Two pharmaceutical companies terminated a cardiovascular outcomes study earlier at the request of the trial’s steering committee.
The study compared naltrexone hydrochloride and bupropion hydrochloride extended-release tablets (Contrave) with placebo in nearly 9,000 overweight and obese patients. However, Takeda and Orexigen, the manufacturers of naltrexone hydrochloride and bupropion hydrochloride, announced on May 12 that they halted the study.
In 2014, the FDA approved naltrexone hydrochloride and bupropion hydrochloride as an adjunct to diet and exercise in overweight and obese patients. The FDA required the companies conduct a postmarketing study evaluating the drug’s long-term effects on the incidence of major adverse cardiovascular events.
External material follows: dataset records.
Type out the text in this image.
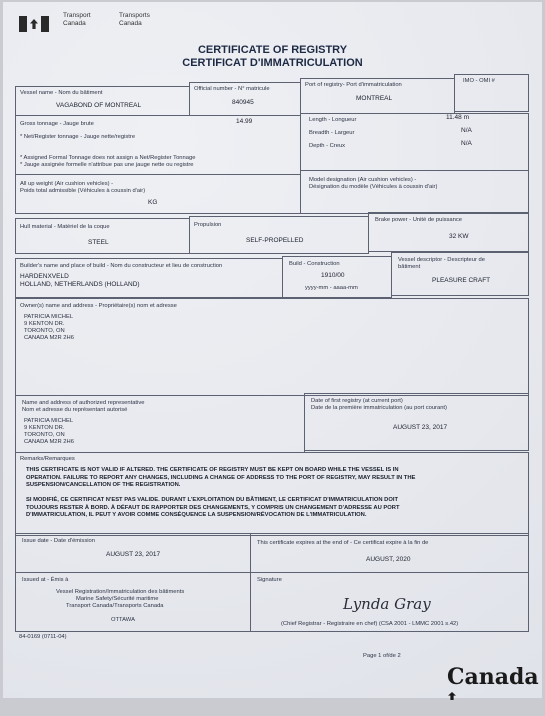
Transport
Canada
Transports
Canada
CERTIFICATE OF REGISTRY
CERTIFICAT D'IMMATRICULATION
Vessel name - Nom du bâtiment
VAGABOND OF MONTREAL
Official number - N° matricule
840945
Port of registry- Port d'immatriculation
MONTREAL
IMO - OMI #
Gross tonnage - Jauge brute	14.99
* Net/Register tonnage - Jauge nette/registre
* Assigned Formal Tonnage does not assign a Net/Register Tonnage
* Jauge assignée formelle n'attribue pas une jauge nette ou registre
Length - Longueur	11.48 m
Breadth - Largeur	N/A
Depth - Creux	N/A
All up weight (Air cushion vehicles) -
Poids total admissible (Véhicules à coussin d'air)
KG
Model designation (Air cushion vehicles) -
Désignation du modèle (Véhicules à coussin d'air)
Hull material - Matériel de la coque
STEEL
Propulsion
SELF-PROPELLED
Brake power - Unité de puissance
32 KW
Builder's name and place of build - Nom du constructeur et lieu de construction
HARDENXVELD
HOLLAND, NETHERLANDS (HOLLAND)
Build - Construction
1910/00
yyyy-mm - aaaa-mm
Vessel descriptor - Descripteur de
bâtiment
PLEASURE CRAFT
Owner(s) name and address - Propriétaire(s) nom et adresse
PATRICIA MICHEL
9 KENTON DR.
TORONTO, ON
CANADA M2R 2H6
Name and address of authorized representative
Nom et adresse du représentant autorisé
PATRICIA MICHEL
9 KENTON DR.
TORONTO, ON
CANADA M2R 2H6
Date of first registry (at current port)
Date de la première immatriculation (au port courant)
AUGUST 23, 2017
Remarks/Remarques
THIS CERTIFICATE IS NOT VALID IF ALTERED. THE CERTIFICATE OF REGISTRY MUST BE KEPT ON BOARD WHILE THE VESSEL IS IN
OPERATION. FAILURE TO REPORT ANY CHANGES, INCLUDING A CHANGE OF ADDRESS TO THE PORT OF REGISTRY, MAY RESULT IN THE
SUSPENSION/CANCELLATION OF THE REGISTRATION.
SI MODIFIÉ, CE CERTIFICAT N'EST PAS VALIDE. DURANT L'EXPLOITATION DU BÂTIMENT, LE CERTIFICAT D'IMMATRICULATION DOIT
TOUJOURS RESTER À BORD. À DÉFAUT DE RAPPORTER DES CHANGEMENTS, Y COMPRIS UN CHANGEMENT D'ADRESSE AU PORT
D'IMMATRICULATION, IL PEUT Y AVOIR COMME CONSÉQUENCE LA SUSPENSION/RÉVOCATION DE L'IMMATRICULATION.
Issue date - Date d'émission
AUGUST 23, 2017
This certificate expires at the end of - Ce certificat expire à la fin de
AUGUST, 2020
Issued at - Émis à
Vessel Registration/Immatriculation des bâtiments
Marine Safety/Sécurité maritime
Transport Canada/Transports Canada
OTTAWA
Signature
Lynda Gray
(Chief Registrar - Registraire en chef) (CSA 2001 - LMMC 2001 s.42)
84-0169 (0711-04)
Page 1 of/de 2
Canada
Steven Nissen, MD, of the Cleveland Clinic, was the study’s lead author. In a news release on May 12, the Cleveland Clinic said the FDA found that Orexigen had violated agreements when the company shared preliminary results with individuals and business partners. Orexigen then disclosed the interim analysis in a public filing in March.
The Cleveland Clinic announced more results on May 12 after the study was 50 percent complete. It said that 90 patients in the naltrexone hydrochloride and bupropion hydrochloride group and 102 patients in the placebo group had reached the primary endpoint of cardiovascular death, stroke or MI. The difference was not statistically significant.
During the first 25 percent of the study, 59 cardiovascular events occurred in the placebo treatment group and 35 events in the Contrave group. During the second 25 percent of the study, 43 cardiovascular events occurred in the placebo group and 55 events occurred in the Contrave group, according to the Cleveland Clinic.
“These results show neither benefit nor harm for patients taking the drug, but are consistent with the requirement by the FDA that the Light Trial demonstrate an absence of a doubling of cardiovascular risk for patients taking the drug,” Nissen said in a news release. “The inconsistency of effects on cardiovascular outcomes between the first 25 percent and the second 25 percent of the Light Study clearly illustrates the risks inherent in pre-judgment of clinical trial results based upon an interim analysis and demonstrate why interim results should remain confidential during any ongoing trial.”